A major grant from the National Science Foundation (NSF) will involve multiple departments at Hope College in exploring the roles that fungi play in the ecosystem.

Dr. Thomas Bultman of the biology faculty has received an $885,773, four-year grant, one of only six awarded nationally through the NSF's "Collaborative Research at Undergraduate Institutions" (CRUI) program. It is the largest research award ever to Hope from the NSF. The project will involve five faculty from three disciplines and two institutions as well as several Hope students as co-researchers.

"The over-arching goal is to better understand the ecological interactions that these fungi have with other species, and that includes the plants that they live in and the animals that feed on the plants," said Bultman, who is principal investigator for the project and is also a professor of biology and chairperson of the department.

Bultman and the others will be studying species of fungi that live within grasses and the role that the fungi play. He noted that while some effects seem beneficial, others may not be. For example, the fungi appear to help the grass resist drought and predatory insects. It also happens, however, that the resultant decline in the grass-eating insects creates problems for wasps that eat the insects -- which in turn can have implications further along the food chain.

He is particularly pleased that multiple disciplines, including not only biology but also chemistry and mathematics, will be participating. "The system just lends itself to that because you're talking about a species that potentially interacts with many other species, and to be able to understand that you need to pull in other areas," Bultman said.

The timing was particularly appropriate, he noted, with the college's new science center opening at the start of the school year. The building was designed to foster connections between departments, to help better prepare students for the direction in which science in general is heading as the boundaries between disciplines blur.

"The division is very interested in enhancing the interdisciplinary aspects of our program, and this grant fits very nicely into that movement," Bultman said. "It allows students to be part of an interdisciplinary team and to see how that works, and that's very exciting."

Bultman will be examining how alkaloids produced by the fungi make the grass hosts poisonous to the plant-eating insects that prey upon them.

Dr. Janet Andersen, associate professor of mathematics and chairperson of the department, will work with Bultman to develop a mathematical model to represent the multi-leveled interaction between the plants, the insects that feed on the plants and the insects that eat the plant-eaters.

Dr. Kenneth Brown, assistant professor of chemistry, will analyze the alkaloid concentration in the plants.

Dr. Debbie Swarthout, assistant professor of biology, will seek to determine the biochemical reasons that the fungi affect the host plant's drought tolerance.

Dr. Christopher Schardl, who is a professor and director of graduate studies in the Department of Plant Pathology at the University of Kentucky, and Bultman will work together to study the genes that are involved in production of the alkaloids.

Approximately eight undergraduates will participate in the research at Hope each year.
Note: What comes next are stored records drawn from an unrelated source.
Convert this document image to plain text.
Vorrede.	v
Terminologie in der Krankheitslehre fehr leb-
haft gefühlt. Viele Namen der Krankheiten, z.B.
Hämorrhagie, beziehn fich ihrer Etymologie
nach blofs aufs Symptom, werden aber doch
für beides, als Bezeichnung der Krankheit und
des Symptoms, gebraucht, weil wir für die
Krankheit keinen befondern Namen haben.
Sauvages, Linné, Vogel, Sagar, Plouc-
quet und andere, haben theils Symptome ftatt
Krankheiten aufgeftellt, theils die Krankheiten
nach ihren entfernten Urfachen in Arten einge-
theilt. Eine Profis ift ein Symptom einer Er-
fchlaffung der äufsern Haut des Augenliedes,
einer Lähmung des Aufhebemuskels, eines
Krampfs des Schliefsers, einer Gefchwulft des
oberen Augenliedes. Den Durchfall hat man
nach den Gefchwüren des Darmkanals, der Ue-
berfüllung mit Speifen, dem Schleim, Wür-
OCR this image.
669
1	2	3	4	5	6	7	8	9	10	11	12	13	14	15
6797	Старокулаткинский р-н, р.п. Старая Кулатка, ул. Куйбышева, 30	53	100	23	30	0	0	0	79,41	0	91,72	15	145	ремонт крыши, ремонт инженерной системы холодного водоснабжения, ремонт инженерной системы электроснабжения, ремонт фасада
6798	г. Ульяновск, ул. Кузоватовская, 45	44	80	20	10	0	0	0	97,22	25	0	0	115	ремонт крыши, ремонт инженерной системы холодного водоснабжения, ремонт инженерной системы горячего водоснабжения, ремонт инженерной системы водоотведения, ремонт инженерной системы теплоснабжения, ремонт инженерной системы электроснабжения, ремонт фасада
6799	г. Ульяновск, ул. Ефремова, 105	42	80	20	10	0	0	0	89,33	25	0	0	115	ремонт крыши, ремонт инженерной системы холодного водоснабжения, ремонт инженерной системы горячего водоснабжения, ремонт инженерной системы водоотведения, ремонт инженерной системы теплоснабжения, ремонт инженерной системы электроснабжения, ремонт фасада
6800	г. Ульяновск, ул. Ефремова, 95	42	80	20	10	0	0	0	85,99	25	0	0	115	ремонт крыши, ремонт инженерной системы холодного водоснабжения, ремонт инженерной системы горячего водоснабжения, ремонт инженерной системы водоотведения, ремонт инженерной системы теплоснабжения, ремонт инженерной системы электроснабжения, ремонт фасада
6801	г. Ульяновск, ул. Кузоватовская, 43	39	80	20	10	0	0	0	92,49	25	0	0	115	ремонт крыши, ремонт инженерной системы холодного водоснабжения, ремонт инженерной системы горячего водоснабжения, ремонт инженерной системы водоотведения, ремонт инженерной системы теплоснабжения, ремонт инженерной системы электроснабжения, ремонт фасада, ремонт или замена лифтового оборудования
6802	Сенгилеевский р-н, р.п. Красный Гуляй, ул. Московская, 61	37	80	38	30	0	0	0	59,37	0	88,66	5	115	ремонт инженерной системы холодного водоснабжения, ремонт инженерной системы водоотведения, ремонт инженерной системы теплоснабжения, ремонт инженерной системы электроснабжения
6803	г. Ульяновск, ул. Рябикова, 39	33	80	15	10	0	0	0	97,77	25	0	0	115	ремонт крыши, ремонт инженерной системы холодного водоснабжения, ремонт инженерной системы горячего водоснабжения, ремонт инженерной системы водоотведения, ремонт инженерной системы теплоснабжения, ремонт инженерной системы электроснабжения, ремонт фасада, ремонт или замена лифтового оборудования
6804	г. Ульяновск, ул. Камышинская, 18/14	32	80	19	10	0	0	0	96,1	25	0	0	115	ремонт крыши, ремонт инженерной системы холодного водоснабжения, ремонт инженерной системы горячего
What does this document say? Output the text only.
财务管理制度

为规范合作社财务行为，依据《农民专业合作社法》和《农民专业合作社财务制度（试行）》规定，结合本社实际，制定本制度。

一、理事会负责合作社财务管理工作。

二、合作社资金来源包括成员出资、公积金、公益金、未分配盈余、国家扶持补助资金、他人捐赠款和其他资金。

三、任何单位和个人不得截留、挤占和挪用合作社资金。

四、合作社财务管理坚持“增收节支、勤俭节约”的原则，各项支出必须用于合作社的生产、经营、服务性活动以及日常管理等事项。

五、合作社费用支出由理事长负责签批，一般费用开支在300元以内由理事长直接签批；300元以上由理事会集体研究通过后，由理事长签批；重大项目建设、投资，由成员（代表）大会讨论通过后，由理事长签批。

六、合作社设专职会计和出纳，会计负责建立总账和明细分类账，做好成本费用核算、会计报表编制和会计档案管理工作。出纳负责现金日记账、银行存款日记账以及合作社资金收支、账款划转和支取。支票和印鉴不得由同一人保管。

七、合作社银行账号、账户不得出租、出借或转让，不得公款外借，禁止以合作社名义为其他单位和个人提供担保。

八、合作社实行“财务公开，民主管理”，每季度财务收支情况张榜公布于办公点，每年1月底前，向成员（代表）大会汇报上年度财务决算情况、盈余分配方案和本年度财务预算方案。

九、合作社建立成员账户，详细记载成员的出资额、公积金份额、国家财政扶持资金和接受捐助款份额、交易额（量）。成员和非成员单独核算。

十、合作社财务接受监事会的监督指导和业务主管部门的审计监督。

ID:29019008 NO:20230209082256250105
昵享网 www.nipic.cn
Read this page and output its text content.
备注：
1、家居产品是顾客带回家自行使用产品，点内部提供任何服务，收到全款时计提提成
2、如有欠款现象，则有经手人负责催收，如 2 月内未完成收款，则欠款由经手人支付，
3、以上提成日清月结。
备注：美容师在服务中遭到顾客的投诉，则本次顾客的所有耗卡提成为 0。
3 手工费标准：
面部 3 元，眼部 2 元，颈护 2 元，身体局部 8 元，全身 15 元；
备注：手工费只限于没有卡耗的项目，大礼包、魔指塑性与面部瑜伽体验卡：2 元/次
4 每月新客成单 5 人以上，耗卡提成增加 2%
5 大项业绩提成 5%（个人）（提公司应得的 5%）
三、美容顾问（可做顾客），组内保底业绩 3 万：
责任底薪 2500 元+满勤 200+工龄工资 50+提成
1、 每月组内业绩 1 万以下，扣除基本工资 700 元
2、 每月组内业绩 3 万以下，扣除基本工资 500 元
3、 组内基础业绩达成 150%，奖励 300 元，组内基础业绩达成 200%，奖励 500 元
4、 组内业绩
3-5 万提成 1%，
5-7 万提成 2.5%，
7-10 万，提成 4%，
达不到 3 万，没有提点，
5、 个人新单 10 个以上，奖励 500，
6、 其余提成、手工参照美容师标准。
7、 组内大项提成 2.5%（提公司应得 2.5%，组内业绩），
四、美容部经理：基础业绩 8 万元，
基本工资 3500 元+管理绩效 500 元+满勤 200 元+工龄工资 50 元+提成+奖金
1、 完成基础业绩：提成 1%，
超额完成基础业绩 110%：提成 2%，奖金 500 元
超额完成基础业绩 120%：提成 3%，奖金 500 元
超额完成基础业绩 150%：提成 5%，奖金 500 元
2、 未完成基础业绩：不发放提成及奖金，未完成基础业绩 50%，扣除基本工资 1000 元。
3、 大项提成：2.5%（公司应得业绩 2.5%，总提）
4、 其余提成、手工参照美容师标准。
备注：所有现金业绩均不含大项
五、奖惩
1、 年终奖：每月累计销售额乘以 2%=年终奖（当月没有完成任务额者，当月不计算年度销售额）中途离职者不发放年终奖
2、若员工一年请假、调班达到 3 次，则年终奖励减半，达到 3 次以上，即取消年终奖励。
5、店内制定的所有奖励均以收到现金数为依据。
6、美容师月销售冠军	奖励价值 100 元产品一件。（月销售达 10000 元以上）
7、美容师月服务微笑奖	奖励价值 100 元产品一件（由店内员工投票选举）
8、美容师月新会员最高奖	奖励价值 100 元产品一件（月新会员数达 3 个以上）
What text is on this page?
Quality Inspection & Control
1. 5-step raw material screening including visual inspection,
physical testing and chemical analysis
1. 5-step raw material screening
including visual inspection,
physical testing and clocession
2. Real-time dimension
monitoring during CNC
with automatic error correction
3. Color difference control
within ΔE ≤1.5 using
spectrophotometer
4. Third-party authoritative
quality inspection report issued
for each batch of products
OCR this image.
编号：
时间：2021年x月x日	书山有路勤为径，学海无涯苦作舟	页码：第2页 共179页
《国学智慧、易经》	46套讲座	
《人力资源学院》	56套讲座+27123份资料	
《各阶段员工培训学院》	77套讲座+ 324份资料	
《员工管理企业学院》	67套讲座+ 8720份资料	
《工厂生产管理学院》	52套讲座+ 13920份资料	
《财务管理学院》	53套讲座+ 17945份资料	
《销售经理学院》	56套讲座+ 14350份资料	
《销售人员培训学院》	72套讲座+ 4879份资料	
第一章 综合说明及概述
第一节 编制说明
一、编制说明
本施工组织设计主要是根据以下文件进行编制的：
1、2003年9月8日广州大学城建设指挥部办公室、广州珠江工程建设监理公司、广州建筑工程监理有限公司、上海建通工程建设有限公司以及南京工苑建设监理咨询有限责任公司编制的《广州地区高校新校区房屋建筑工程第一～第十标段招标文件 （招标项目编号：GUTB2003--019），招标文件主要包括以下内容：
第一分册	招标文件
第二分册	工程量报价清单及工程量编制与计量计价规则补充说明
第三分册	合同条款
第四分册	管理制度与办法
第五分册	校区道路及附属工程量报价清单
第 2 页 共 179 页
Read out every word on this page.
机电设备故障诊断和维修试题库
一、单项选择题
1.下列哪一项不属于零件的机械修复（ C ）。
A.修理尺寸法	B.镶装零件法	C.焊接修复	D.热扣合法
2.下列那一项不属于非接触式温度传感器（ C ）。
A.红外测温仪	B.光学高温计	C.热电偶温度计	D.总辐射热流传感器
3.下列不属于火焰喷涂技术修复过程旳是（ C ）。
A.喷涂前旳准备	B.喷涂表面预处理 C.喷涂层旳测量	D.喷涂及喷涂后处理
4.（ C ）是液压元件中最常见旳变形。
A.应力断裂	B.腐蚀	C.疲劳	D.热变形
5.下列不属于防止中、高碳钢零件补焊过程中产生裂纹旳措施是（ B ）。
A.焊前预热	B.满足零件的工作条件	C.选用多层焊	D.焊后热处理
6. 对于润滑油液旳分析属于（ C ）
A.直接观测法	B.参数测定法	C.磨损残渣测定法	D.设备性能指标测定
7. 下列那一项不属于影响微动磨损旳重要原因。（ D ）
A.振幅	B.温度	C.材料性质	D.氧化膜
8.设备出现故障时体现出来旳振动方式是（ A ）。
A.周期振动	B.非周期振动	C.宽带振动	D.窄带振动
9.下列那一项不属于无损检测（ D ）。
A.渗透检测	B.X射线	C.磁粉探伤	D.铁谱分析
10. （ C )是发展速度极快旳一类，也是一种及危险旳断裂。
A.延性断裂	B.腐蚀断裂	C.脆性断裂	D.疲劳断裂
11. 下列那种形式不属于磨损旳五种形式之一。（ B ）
In addition, the mathematical model that Andersen and Bultman will be developing will form the basis for a laboratory module in the college's interdisciplinary course in mathematical biology.

The CRUI grant is the second NSF major award for Bultman in the past few months. During the summer, he received a three-year, $154,058 grant to fund the purchase of four controlled-environment, plant growth chambers. Intended primarily for other research projects, the chambers will have applications for the new project as well.